Die ukrainischen Länder
Ein chronologischer Abriss der komplexen Geschichte der ukrainischen Länder kann im Rahmen eines Artikels nicht sinnvoll gegeben werden. Deshalb wird hier versucht, Grundzüge und entscheidende Kristallisationspunkte der Entwicklung in den Regionen darzustellen.
Folgende historische Gebiete, die bis heute ihre eigenen Traditionen haben, sind unterscheidbar. Bei den Angaben zur Sprachzugehörigkeit ist zu beachten, dass die Menschen oft schon von der Schulbildung her zwangsläufig zweisprachig sind und Russisch für viele Menschen als Verkehrssprache gilt, die Ukrainisch oder eine andere Muttersprache haben, die Zahlen also nicht wirklich aussagefähig sind (vgl. Kasten).

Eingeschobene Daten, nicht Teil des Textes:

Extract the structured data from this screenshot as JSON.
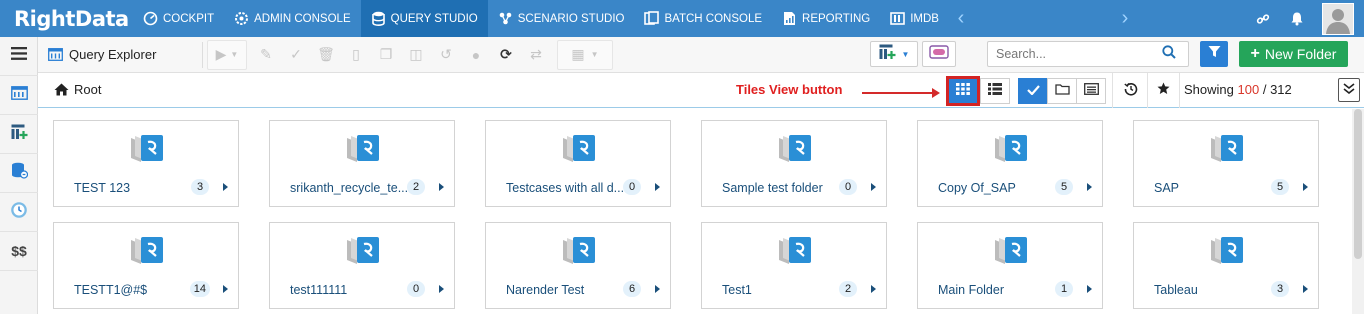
{
  "app": {
    "brand": "RightData"
  },
  "nav": {
    "items": [
      {
        "label": "COCKPIT"
      },
      {
        "label": "ADMIN CONSOLE"
      },
      {
        "label": "QUERY STUDIO"
      },
      {
        "label": "SCENARIO STUDIO"
      },
      {
        "label": "BATCH CONSOLE"
      },
      {
        "label": "REPORTING"
      },
      {
        "label": "IMDB"
      }
    ],
    "active": "QUERY STUDIO"
  },
  "sidebar": {
    "items": [
      {
        "icon": "hamburger-menu-icon"
      },
      {
        "icon": "query-explorer-icon"
      },
      {
        "icon": "layout-add-icon"
      },
      {
        "icon": "database-icon"
      },
      {
        "icon": "clock-badge-icon"
      },
      {
        "label": "$$"
      }
    ]
  },
  "toolbar": {
    "title": "Query Explorer",
    "search_placeholder": "Search...",
    "new_folder_label": "New Folder"
  },
  "breadcrumb": {
    "root": "Root"
  },
  "annotation": {
    "text": "Tiles View button"
  },
  "showing": {
    "prefix": "Showing",
    "count": "100",
    "total": "312",
    "sep": "/"
  },
  "tiles": [
    {
      "name": "TEST 123",
      "count": "3"
    },
    {
      "name": "srikanth_recycle_te...",
      "count": "2"
    },
    {
      "name": "Testcases with all d...",
      "count": "0"
    },
    {
      "name": "Sample test folder",
      "count": "0"
    },
    {
      "name": "Copy Of_SAP",
      "count": "5"
    },
    {
      "name": "SAP",
      "count": "5"
    },
    {
      "name": "TESTT1@#$",
      "count": "14"
    },
    {
      "name": "test111111",
      "count": "0"
    },
    {
      "name": "Narender Test",
      "count": "6"
    },
    {
      "name": "Test1",
      "count": "2"
    },
    {
      "name": "Main Folder",
      "count": "1"
    },
    {
      "name": "Tableau",
      "count": "3"
    }
  ],
  "colors": {
    "nav_bg": "#3a86c8",
    "nav_active": "#1f6fb3",
    "accent_blue": "#2a7fd4",
    "new_folder_green": "#25a55a",
    "annotation_red": "#e02020",
    "tile_text": "#1a4f7a"
  }
}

- Westen: Dazu zählen vor allem Lemberg, Czernowitz, Wolhynien, östliches Galizien. Es sind Gebiete, die lange zum Königreich Polen und Litauen, zwischenzeitlich (1772 bis 1918) zur Habsburgermonarchie, dann zur Republik Polen (zwischen den Weltkriegen) gehörten, in ökonomischer Hinsicht landwirtschaftlich und kleingewerblich, ethnisch mit etwa 90 % ukrainischsprachiger Bevölkerung am stärksten „ukrainisch“ geprägt sein sollen. In diesem Gebiet, das erst im Verlauf des Zweiten Weltkriegs endgültig zur Sowjetrepublik Ukraine kam (Oktober 1944 mit der Eroberung der Westukraine durch die Rote Armee, jetzt erst wurden die Landwirtschaft kollektiviert, die Industrie und das Schulwesen nach sowjetischen Vorbild aufgebaut), war der Widerstand gegen die Sowjetunion besonders heftig und dauerte bis 1947 bzw. 1954.
- Zentrum: Das ist vor allem Kiew und Umgebung bis etwa Poltawa und Krementschuk mit rund 82 % ukrainisch- und 17 % russischsprachiger Bevölkerung. Auch diese „Zentralukraine“ gehörte bis weit ins 17. Jahrhundert zum Königreich Polen-Litauen, schloss sich dann durch einen Kosakenaufstand dem russischen Zarenreich an.
- Osten: Zum Osten gehören Charkiw (russisch: Charkow), Dnipro (Dnjepropetrowsk), Zaporizzija (Saporoschje). Die Bevölkerung dieser Region soll ausgeglichen mit leichtem Überhang einer russischsprachigen Mehrheit sein. Sie gehörte ab dem 16. Jahrhundert fast durchgängig dem Zarenreich an, war in den Bürgerkriegen 1917 bis 1919 bzw. 1921 heftig umkämpft.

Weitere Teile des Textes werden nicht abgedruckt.